Sonuç itibariyle şunu söyleyebiliriz: SPD ve Yeşiller bizim ana talepler içinde yer alan sosyal bilete 2012’nin geride kalan dönemi için 35 milyon Euro daha fazla para aktaracağına kendi Parti çıkarları için 45 milyon masraf çıkartan erken seçimleri tercih ettiler.
Sol Parti, geride bıraktığımız yaklaşık iki yıllık süre içinde azınlık hükümetini belli dönemlerde destekledi. Bugünden baktığımızda Sol Parti’nin bu desteği hangi kazanımlara yol açtı?
Türkçe basında genellikle Sol Parti’nin dışarıdan desteklediği bir azınlık hükümetinden söz edildi. Halbuki bizim desteğimiz sadece uygun gördüğümüz konularla sınırlı oldu. Halkın lehine, olumlu önerilere destek verdik ya da tam bizim taleplerimizi içermiyor ama doğru yöne gidiyorsa çekimser kaldık. Olumsuzlara öneri veyahut ta yasalara ise daima karşı oy kullandık. Bunu iki sene boyunca yaptık. Sol Parti’nin karşı çıktığı pek çok konu CDU ya da FDP’nin desteğiyle karar altına alındı.
Bu süre içerisinde üniversite öğrencilerinden alınan harçların kaldırılması Sol Parti sayesinde mümkün oldu. Diğer taraftan halk tarafından seçilen belediye başkanlarının yine halk tarafından görevden alınmasını da Sol Parti’nin önerisi üzerine kararlaştırdık. Bu çerçevede bilindiği gibi Duisburg Belediye Başkanı Sauerland referandumla görevden alındı. Yine devletin vermiş olduğu ihalelerde çalışanların asgari ücretle çalışmasını sağladık.
Keza, SPD-Yeşiller Hükümeti, eyalet bankası WestLB’ye 1 milyar Euro aktarmayı planladı, ancak biz karşı çıktık. Yine CDU ile birlikte sağlanan “okul uzlaşması”na karşı çıktık. Sol Parti olarak biz başından itibaren herkese aynı okul önerisi yapmıştık. Ancak, SPD-Yeşiller Hükümeti, buna kabul etmek yerine CDU ile anlaşarak mevcut okul biçimlerine bir yenisini daha ekledi. Yani bugün herkesin şikayetçi olduğu Hauptschule’ler kalkmış değil.
Bütün bunlardan sonra SPD-Yeşiller Hükümeti, şimdi ne kadar olumlu adım attığının propagandasını yapıyor.

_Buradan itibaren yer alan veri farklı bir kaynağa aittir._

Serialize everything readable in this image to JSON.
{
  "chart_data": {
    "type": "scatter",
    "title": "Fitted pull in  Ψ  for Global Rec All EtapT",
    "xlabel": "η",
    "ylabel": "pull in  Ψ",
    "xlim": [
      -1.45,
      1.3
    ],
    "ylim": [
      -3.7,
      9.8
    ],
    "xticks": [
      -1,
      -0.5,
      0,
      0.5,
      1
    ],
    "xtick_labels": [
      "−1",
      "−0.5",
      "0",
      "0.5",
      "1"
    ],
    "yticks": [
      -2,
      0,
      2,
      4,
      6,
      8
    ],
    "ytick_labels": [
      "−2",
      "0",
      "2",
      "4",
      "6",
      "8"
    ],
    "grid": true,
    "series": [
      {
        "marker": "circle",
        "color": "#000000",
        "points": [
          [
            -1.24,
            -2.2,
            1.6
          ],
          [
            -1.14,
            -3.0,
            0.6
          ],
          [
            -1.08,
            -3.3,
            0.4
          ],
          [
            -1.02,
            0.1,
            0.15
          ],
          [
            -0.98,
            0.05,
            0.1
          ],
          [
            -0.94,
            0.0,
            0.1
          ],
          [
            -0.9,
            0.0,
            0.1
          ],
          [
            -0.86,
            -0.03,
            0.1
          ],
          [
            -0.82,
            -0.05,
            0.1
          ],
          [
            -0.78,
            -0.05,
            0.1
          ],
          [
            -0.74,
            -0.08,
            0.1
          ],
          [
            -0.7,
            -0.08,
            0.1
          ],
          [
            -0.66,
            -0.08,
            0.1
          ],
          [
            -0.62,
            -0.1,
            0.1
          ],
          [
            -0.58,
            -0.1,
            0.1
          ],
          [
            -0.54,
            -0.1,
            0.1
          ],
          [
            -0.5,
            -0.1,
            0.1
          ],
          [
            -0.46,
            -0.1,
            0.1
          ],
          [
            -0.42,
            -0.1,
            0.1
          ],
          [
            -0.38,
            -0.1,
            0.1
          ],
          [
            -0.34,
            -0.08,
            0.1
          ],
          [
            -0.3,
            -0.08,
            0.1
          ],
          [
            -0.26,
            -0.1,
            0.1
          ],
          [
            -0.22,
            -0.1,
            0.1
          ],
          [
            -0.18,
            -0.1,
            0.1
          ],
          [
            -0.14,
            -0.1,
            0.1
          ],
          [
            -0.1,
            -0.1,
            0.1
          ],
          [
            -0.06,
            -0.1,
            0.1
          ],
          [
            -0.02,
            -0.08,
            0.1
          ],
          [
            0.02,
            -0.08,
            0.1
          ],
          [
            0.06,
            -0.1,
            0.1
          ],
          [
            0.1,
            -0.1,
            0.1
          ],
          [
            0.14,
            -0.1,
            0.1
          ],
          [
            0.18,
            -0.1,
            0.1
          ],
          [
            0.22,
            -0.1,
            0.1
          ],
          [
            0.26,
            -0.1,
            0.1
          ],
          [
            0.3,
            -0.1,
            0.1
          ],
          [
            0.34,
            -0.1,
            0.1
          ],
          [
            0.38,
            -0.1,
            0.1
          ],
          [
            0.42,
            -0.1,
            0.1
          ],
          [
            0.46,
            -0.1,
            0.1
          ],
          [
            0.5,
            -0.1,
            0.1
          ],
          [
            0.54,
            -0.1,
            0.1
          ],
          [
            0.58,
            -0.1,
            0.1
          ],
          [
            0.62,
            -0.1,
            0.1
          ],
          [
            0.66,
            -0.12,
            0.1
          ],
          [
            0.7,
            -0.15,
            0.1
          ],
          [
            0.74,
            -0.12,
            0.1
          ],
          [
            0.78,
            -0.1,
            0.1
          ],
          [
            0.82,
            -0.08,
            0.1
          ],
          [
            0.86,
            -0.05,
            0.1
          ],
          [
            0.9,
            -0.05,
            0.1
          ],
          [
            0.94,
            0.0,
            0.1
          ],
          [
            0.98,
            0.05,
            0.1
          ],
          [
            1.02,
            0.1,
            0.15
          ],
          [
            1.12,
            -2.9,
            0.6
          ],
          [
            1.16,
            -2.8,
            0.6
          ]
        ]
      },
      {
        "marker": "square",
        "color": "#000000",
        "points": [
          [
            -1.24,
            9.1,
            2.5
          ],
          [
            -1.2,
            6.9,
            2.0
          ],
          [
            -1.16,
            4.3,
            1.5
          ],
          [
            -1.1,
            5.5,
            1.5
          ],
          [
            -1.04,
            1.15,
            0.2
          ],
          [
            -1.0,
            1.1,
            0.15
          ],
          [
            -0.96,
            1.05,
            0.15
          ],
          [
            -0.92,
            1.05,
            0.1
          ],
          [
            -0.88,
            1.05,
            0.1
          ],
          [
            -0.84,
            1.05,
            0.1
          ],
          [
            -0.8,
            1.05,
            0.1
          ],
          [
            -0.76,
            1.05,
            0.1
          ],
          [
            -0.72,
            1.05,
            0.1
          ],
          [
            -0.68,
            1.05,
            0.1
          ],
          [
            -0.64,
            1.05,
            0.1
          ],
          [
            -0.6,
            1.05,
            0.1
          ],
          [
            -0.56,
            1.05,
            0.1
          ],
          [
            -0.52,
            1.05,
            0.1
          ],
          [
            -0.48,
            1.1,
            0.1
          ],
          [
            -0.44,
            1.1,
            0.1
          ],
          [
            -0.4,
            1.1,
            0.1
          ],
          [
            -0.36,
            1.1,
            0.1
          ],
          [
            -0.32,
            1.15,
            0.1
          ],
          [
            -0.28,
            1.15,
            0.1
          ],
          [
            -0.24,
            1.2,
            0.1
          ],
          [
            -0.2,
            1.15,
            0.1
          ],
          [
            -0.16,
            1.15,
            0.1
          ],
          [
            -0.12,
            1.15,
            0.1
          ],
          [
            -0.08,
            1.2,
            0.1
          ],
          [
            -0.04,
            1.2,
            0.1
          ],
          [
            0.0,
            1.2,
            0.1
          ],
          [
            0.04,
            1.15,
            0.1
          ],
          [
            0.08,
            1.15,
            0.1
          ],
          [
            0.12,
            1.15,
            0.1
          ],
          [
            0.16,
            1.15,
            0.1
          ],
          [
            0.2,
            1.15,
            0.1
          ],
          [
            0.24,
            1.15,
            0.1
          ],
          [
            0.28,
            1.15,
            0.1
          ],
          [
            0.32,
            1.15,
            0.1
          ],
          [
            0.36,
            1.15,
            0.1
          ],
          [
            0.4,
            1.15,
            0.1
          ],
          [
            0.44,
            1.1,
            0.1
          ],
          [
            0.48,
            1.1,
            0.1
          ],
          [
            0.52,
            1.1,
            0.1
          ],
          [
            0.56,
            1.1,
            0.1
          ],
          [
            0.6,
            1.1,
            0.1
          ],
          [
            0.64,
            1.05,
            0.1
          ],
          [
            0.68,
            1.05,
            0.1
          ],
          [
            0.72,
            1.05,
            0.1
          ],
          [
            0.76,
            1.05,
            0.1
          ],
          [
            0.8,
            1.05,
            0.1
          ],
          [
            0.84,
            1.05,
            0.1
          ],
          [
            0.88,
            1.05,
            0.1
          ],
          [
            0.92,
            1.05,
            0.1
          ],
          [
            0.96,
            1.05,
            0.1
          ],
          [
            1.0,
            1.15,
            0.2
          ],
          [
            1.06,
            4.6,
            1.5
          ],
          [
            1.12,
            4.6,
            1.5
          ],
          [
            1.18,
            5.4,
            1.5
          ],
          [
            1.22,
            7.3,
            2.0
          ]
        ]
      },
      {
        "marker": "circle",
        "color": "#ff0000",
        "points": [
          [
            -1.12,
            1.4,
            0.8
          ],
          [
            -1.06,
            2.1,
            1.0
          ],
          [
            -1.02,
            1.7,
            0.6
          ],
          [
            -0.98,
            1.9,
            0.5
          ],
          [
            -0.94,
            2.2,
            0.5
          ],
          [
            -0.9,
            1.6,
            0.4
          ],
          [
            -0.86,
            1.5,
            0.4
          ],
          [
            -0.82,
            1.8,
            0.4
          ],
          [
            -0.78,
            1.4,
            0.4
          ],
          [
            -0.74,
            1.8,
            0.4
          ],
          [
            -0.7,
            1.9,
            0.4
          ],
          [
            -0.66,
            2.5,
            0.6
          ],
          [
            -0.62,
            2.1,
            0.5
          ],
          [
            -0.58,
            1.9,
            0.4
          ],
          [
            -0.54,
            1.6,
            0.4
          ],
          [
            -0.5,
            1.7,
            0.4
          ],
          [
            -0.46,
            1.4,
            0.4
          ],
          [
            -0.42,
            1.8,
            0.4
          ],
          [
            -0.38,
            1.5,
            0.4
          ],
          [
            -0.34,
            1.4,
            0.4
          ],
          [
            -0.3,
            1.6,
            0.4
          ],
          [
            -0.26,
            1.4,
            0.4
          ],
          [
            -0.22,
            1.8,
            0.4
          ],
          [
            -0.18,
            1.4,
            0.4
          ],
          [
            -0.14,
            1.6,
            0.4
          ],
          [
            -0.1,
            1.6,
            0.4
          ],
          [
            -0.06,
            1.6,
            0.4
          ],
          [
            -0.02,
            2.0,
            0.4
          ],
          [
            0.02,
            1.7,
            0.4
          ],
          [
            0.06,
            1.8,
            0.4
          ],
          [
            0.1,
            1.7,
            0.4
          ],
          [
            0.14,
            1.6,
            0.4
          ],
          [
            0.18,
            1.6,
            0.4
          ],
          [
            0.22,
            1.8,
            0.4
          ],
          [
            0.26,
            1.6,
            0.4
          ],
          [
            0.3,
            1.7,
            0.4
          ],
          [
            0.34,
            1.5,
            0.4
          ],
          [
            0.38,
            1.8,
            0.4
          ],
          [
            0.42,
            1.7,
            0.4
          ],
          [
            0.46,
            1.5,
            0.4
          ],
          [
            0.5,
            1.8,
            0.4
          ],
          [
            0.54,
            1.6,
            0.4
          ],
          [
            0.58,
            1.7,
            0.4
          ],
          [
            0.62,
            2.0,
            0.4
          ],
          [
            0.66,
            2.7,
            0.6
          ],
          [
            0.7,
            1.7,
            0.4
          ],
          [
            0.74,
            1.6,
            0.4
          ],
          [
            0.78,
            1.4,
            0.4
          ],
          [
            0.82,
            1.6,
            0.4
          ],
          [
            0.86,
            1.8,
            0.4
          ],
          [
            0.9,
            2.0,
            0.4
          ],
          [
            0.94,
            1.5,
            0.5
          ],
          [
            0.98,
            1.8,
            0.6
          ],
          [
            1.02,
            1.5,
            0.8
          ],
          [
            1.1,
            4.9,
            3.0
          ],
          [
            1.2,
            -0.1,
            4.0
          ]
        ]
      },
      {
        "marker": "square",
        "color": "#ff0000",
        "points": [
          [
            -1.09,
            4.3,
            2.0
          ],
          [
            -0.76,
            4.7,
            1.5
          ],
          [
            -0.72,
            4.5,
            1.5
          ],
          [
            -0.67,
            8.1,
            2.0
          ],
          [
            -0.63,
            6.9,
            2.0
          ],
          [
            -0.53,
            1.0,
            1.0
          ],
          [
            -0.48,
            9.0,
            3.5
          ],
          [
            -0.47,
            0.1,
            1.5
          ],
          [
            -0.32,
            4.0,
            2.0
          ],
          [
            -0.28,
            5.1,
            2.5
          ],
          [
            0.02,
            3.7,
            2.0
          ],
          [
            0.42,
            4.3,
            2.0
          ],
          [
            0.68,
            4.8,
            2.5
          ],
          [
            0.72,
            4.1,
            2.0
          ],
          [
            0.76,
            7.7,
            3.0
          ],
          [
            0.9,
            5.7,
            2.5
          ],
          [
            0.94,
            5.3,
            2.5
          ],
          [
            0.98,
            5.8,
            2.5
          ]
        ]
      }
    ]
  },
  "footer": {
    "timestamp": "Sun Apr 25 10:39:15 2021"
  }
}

Halbuki bütün olumlu adımlar Sol Parti’den gelen öneriler ve girişimler üzerine atıldı.
Biz, iki yıl önce halka ne söylediysek onları mecliste yaptık. Bu açıdan sözümüzde durduk.
Geride bıraktığımız dönemde, eyalet hükümeti tarafından göçmenler açısından ne türden değişiklikler yapıldı?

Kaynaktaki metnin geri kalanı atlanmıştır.